Einstein once said that “in the middle of difficulty lies opportunity.” So when a few regular guys from Queens are faced with the prospect of a huge pile of cash that’s already been stolen to begin with, what is one to do? Battle with one’s scruples and let the perfect opportunity pass him by? A tale about flawed but worthy men, “The Opportunist”, which won the Festival del Cinema award for Film Noir in Italy, deals with such questions.
Vic Kelly (flawlessly portrayed by Christopher Walken) is an ex-con who tries to be a “regular citizen,” eking out a decent living as an auto mechanic to provide for his daughter Miriam and an elderly aunt living in a senior home run by nuns. He’s a man redeeming himself of a previous life filled with troubles that have left his family fractured. But no matter how honest he tries to be, Vic just can’t seem to make things work and the bills are piling up, the jobs not exactly working out. Despite the facade of normalcy he tries vainly to put up, Vic’s world is about to experience a deja vu of his previous troubled life with the prospect of one last heist that may pull him out of his financial troubles.
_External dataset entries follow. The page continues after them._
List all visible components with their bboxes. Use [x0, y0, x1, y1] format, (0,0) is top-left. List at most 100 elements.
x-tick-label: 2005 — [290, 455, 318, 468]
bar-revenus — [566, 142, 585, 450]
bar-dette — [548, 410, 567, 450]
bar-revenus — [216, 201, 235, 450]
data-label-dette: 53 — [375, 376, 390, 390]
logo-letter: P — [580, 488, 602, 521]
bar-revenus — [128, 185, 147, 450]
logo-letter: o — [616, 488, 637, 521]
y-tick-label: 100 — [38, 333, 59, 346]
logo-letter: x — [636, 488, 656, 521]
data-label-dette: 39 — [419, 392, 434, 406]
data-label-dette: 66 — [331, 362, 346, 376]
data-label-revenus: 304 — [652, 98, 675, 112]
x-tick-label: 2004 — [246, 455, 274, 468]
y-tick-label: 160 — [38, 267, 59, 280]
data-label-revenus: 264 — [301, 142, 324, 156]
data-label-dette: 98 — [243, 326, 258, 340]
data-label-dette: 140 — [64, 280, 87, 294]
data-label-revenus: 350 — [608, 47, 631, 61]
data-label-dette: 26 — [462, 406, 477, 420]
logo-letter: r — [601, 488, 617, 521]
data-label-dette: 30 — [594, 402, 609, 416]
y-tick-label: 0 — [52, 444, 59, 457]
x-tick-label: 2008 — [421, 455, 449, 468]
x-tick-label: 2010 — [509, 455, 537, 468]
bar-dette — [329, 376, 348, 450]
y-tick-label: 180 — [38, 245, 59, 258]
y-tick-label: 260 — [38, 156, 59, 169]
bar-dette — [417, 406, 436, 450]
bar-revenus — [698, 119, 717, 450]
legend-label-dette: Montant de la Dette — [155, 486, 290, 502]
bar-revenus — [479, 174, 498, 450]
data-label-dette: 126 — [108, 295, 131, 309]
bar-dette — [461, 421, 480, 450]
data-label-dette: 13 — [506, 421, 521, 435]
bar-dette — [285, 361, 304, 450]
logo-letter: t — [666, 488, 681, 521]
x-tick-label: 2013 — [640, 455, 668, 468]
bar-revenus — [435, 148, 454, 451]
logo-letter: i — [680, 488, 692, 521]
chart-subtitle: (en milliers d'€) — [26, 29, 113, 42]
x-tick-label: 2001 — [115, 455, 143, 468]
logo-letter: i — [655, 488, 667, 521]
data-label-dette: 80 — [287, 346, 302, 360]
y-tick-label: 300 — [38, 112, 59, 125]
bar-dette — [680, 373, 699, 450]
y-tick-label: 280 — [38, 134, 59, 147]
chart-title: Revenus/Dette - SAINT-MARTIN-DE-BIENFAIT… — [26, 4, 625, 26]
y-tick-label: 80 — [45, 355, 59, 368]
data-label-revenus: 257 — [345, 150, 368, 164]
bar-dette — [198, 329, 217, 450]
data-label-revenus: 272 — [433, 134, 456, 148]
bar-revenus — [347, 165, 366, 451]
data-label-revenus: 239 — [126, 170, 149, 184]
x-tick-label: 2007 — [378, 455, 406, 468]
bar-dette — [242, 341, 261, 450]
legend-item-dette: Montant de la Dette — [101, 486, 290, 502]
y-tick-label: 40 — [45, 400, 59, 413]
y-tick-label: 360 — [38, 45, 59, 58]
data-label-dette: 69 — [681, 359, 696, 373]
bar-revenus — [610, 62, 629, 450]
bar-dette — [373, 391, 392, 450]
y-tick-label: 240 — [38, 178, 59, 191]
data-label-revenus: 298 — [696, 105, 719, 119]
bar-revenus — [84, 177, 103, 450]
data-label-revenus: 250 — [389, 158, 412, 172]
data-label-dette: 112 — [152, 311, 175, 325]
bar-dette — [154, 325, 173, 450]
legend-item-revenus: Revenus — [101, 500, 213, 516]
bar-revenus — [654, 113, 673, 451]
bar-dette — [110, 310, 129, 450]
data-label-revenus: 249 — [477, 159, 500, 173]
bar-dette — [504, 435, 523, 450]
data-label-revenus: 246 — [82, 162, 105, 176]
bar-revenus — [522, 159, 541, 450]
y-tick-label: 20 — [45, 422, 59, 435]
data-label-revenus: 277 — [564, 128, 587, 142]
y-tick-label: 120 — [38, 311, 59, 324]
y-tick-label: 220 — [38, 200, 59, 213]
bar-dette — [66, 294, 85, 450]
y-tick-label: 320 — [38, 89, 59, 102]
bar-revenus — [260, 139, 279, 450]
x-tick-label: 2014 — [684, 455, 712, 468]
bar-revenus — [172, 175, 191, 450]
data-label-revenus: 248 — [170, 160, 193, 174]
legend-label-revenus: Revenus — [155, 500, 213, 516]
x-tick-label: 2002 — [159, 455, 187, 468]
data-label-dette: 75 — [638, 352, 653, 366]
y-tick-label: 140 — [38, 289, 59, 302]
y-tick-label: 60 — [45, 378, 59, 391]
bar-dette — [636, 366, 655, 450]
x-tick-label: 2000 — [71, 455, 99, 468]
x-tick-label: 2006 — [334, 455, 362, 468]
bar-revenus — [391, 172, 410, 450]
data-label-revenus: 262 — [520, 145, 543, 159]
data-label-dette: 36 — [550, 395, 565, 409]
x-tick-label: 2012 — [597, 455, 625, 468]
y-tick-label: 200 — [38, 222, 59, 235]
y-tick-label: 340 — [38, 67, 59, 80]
Enter Michael (Peter McDonald), recently flown in from Ireland who claims to be his cousin, and two neighborhood guys, Pat (Donal Logue) and Jesus (Jose Zuniga), two night security guards who can’t help thinking about the illicit cash their employer has stashed in the company vault. While Michael has come to New York with dreams of becoming the successful mobster everyone in Ireland thinks Vic Kelly is, Pat and Jesus need Vic’s safe-cracking skills to pull off their idea of a perfect opportunity.
Together they back Vic into a corner until this one last heist seems to be his only way out. Even when his girlfriend Sally (divinely portrayed by Cyndi Lauper) offers to loan him some money to help him out, Vic refuses, admitting that although “the regular citizen thing wasn’t working out too well” he’s got something else he’s working on. Though some parts of the movie dragged, each scene is honest and raw, exposing each character’s emotional intensity. Walken’s performance is sublime and natural, a force to be reckoned with on any film he’s in, and his costars are equally as strong. The streets of Sunnyside, Queens provide an all too real backdrop for this tableau of people encountering problems any person can relate to. There’s enough gritty realism in “The Opportunist” that has you counting the six minutes it takes for Vic to crack the safe before the alarm sounds that even when everything seems to go awry, you find yourself desperately hoping that everything will be all right.